As discussed above, the ALJ's reasons for rejecting plaintiff's testimony regarding his symptoms were erroneous. The Court finds that the ALJ also erred by relying on the same invalid reasons to reject the lay witness testimony in this case. The Ninth Circuit has repeatedly noted that friends and relatives in a position to observe a claimant's symptoms and daily activities can provide competent evidence to substantiate medical opinions of record, or to show directly how an impairment affects the claimant's ability to work. See Sprague v. Bowen, 812 F.2d 1226, 1232 (9th Cir. 1987); SSR 06-3p, available at 2006 WL 2329993. However, the ALJ does not appear to have meaningfully considered the lay testimony, which does not merely parrot plaintiff's assertion that "migraines keep him bedridden for days," as the ALJ stated. AR at 29. The lay witness statements describe their observations of plaintiff's limitations and how his functioning has changed since his surgery.

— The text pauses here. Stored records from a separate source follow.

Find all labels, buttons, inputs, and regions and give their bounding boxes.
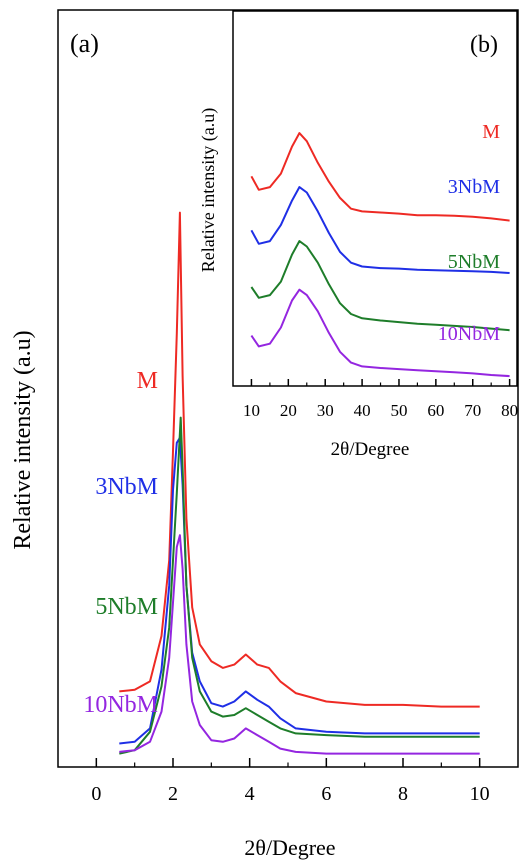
series-label-10NbM: 10NbM bbox=[438, 323, 500, 345]
series-line-10NbM bbox=[250, 288, 510, 378]
x-tick-label: 80 bbox=[501, 401, 518, 420]
x-tick-label: 30 bbox=[317, 401, 334, 420]
x-tick-label: 20 bbox=[280, 401, 297, 420]
x-tick-label: 60 bbox=[427, 401, 444, 420]
inset-y-axis-title: Relative intensity (a.u) bbox=[198, 108, 219, 272]
main-series-labels: M 3NbM 5NbM 10NbM bbox=[83, 368, 158, 718]
x-tick-label: 50 bbox=[390, 401, 407, 420]
series-label-M: M bbox=[482, 121, 500, 143]
inset-x-axis-title: 2θ/Degree bbox=[331, 439, 410, 460]
x-tick-label: 4 bbox=[245, 783, 255, 805]
series-label-M: M bbox=[137, 368, 158, 394]
inset-x-axis: 10 20 30 40 50 60 70 80 bbox=[243, 379, 518, 420]
series-line-3NbM bbox=[119, 436, 480, 745]
main-series-group bbox=[119, 211, 480, 755]
series-label-3NbM: 3NbM bbox=[448, 176, 500, 198]
series-line-3NbM bbox=[250, 186, 510, 274]
series-label-5NbM: 5NbM bbox=[448, 251, 500, 273]
main-x-axis-title: 2θ/Degree bbox=[244, 835, 335, 860]
x-tick-label: 10 bbox=[470, 783, 490, 805]
x-tick-label: 8 bbox=[398, 783, 408, 805]
inset-series-group bbox=[250, 132, 510, 378]
x-tick-label: 2 bbox=[168, 783, 178, 805]
series-label-10NbM: 10NbM bbox=[83, 692, 158, 718]
x-tick-label: 70 bbox=[464, 401, 481, 420]
inset-series-labels: M 3NbM 5NbM 10NbM bbox=[438, 121, 500, 345]
series-label-3NbM: 3NbM bbox=[95, 474, 158, 500]
main-panel-label: (a) bbox=[70, 29, 99, 58]
main-y-axis-title: Relative intensity (a.u) bbox=[10, 330, 36, 549]
inset-plot-frame bbox=[232, 10, 518, 387]
series-line-5NbM bbox=[250, 240, 510, 332]
inset-panel-label: (b) bbox=[470, 32, 498, 58]
x-tick-label: 40 bbox=[354, 401, 371, 420]
main-x-axis: 0 2 4 6 8 10 bbox=[91, 758, 490, 805]
series-line-M bbox=[250, 132, 510, 222]
series-line-5NbM bbox=[119, 416, 480, 755]
series-label-5NbM: 5NbM bbox=[95, 594, 158, 620]
series-line-10NbM bbox=[119, 534, 480, 755]
x-tick-label: 0 bbox=[91, 783, 101, 805]
x-tick-label: 10 bbox=[243, 401, 260, 420]
x-tick-label: 6 bbox=[321, 783, 331, 805]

For example, Ms. Kamienski testified that plaintiff used to handle all the children's appointments prior to his surgery, but now forgets his children's events and appointments and even gets lost driving in a familiar place. AR at 57, 61-62. She also described severe angry outbursts directed at strangers and his own children, which was a new behavior following his surgery. AR at 58-60. Ms. Walters also observed problems with memory, "getting upset," and noted that he stayed in bed when he had migraines. AR at 292. Finally, his daughter stated that her father had problems with memory following his surgery, and difficulty remembering to shower, clean his room, and wash his clothes. She had to make sure he took his medication and got to his appointments. AR at 293.
Finally, as discussed above with respect to plaintiff's credibility, the ALJ's general assertion that the lay witness testimony was contradicted by the normal physical examination findings of record is not sufficient where, as here, it is not clear how the examination findings referenced by the ALJ relate to the same symptoms. Accordingly, the ALJ did not provide specific and germane reasons for rejecting the lay witness testimony in this case. This evidence should also be reevaluated on remand.
VIII. CONCLUSION
For the foregoing reasons, the Court ORDERS that this case be REVERSED and REMANDED to the Commissioner for further proceedings not inconsistent with the Court's instructions.
DATED this 4th day of January, 2018.